Kurdish residents in Fargo-Moorhead who fled Iraq and resettled in Fargo-Moorhead over the past 20 years are trying to reconnect their children with traditional language and culture.
It's a legacy that was denied them in Saddam Hussein's Iraq, but now some of them have enrolled their kids in a special program through the Kurdish Youth of America, a local resource for the Kurdish community.
The class started in October and it's proven very popular. Five came to the first class. The second week 35 students showed up, forcing organizers to find a larger classroom.
Most of the kids, who range in age from 6-15 years old, were born in America and have learned some conversational Kurdish at home, but this class is teaching them to read and write the language. Parents pay $5 a month for each student enrolled in the class with a teacher who volunteers her time.
Nidar Salman was one of the first to sign up her children. The 36-year-old mother brings two of her children to the class, and stays to do the work herself.
"I can speak it but I don't know how to read or write. I think 95 percent of Kurdish people here in Fargo Moorhead don't know how to read or write" the language, she said one recent Friday evening. When she was growing up in Iraq, Kurdish could not be taught in schools.
She spent four years in a refugee camp after Hussein forced thousands of Kurds to flee from Iraq in the late 1980s, and she came to the Fargo-Moorhead area 20 years ago. She thinks learning the Kurdish language will help her children understand their history. She also worries that in America life is too easy, and her children are forgetting the struggle it took to get here.
"They have everything they need," she said. "The technology, the friends, the clothing, the housing -- we didn't have that. We didn't have toys to play with. We had pieces of guns and broken glass and dolls out of sticks. My son for instance, he just got iPhone 4G. It saddens me, I always tell him, 'This is how we lived, try to remember that.' And he tells me, 'That was you guys.'"
Nine-year-old Niyaz Oray said he's learning Kurdish so he can talk to his relatives when he visits his parents' homeland.

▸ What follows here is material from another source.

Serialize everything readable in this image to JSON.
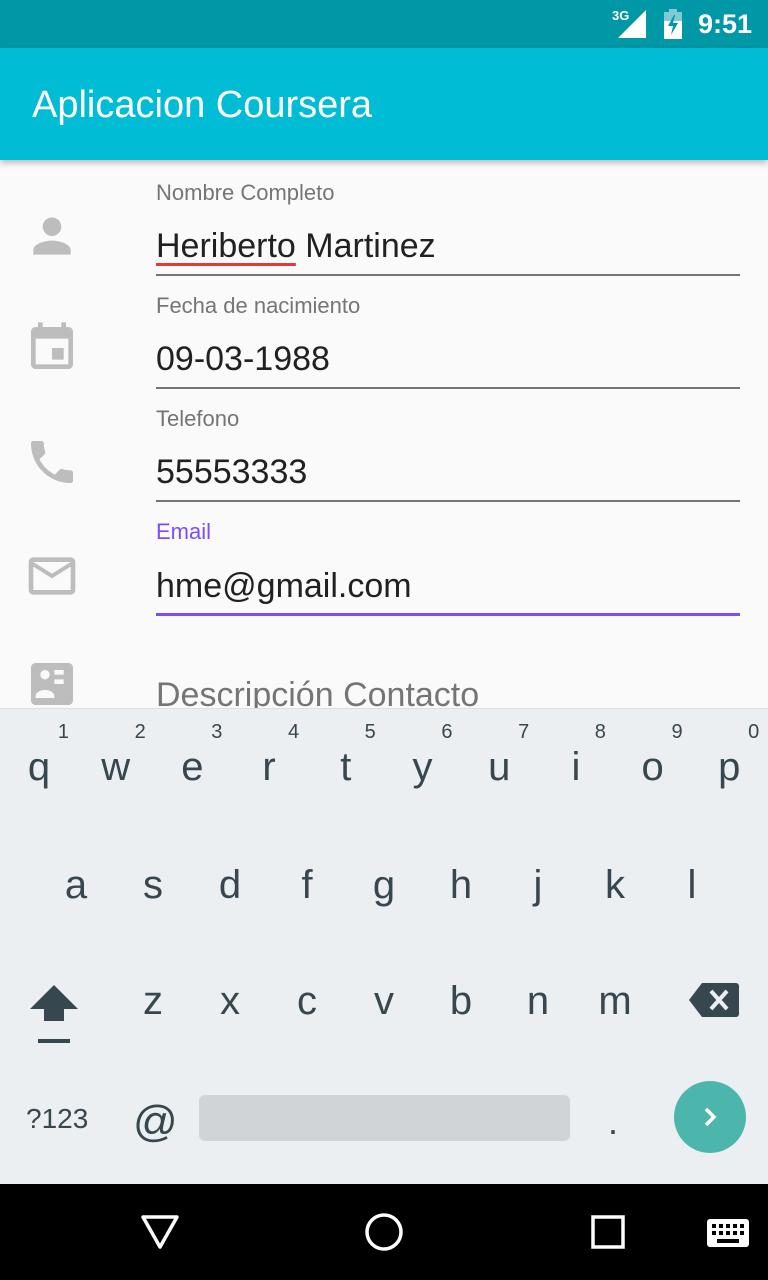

"I have relatives back in the country and they're all Kurdish, so I've go to learn how to talk to them," he said. "And I think it's really nice if you know more than one language."
The man who organized the class, Newzad Brifki, spent his early childhood in a refugee camp in Turkey. When he was 7 years old, his family came to Fargo as part of a refugee resettlement program. That was in 1992. Today he's a college graduate who recently started a non-profit to serve the 1,100 Kurdish people living in Moorhead and Fargo. When he surveyed the community, the number one concern among parents was that their children were forgetting cultural connections.
"We struggled so much having a Kurdish nation, by bloodshed, by losing our lives, by losing our homes, by losing everything we had, by losing everything we knew and starting fresh," he said. "And then we come to America and lose everything without a fight. Everything is just changing."
Brifki said that when he came to Fargo-Moorhead as a refugee, his mother never let him forget the opportunity and responsibility of living in a free country. That's a message he wants to share with the youngest generation of Kurds who were born in America.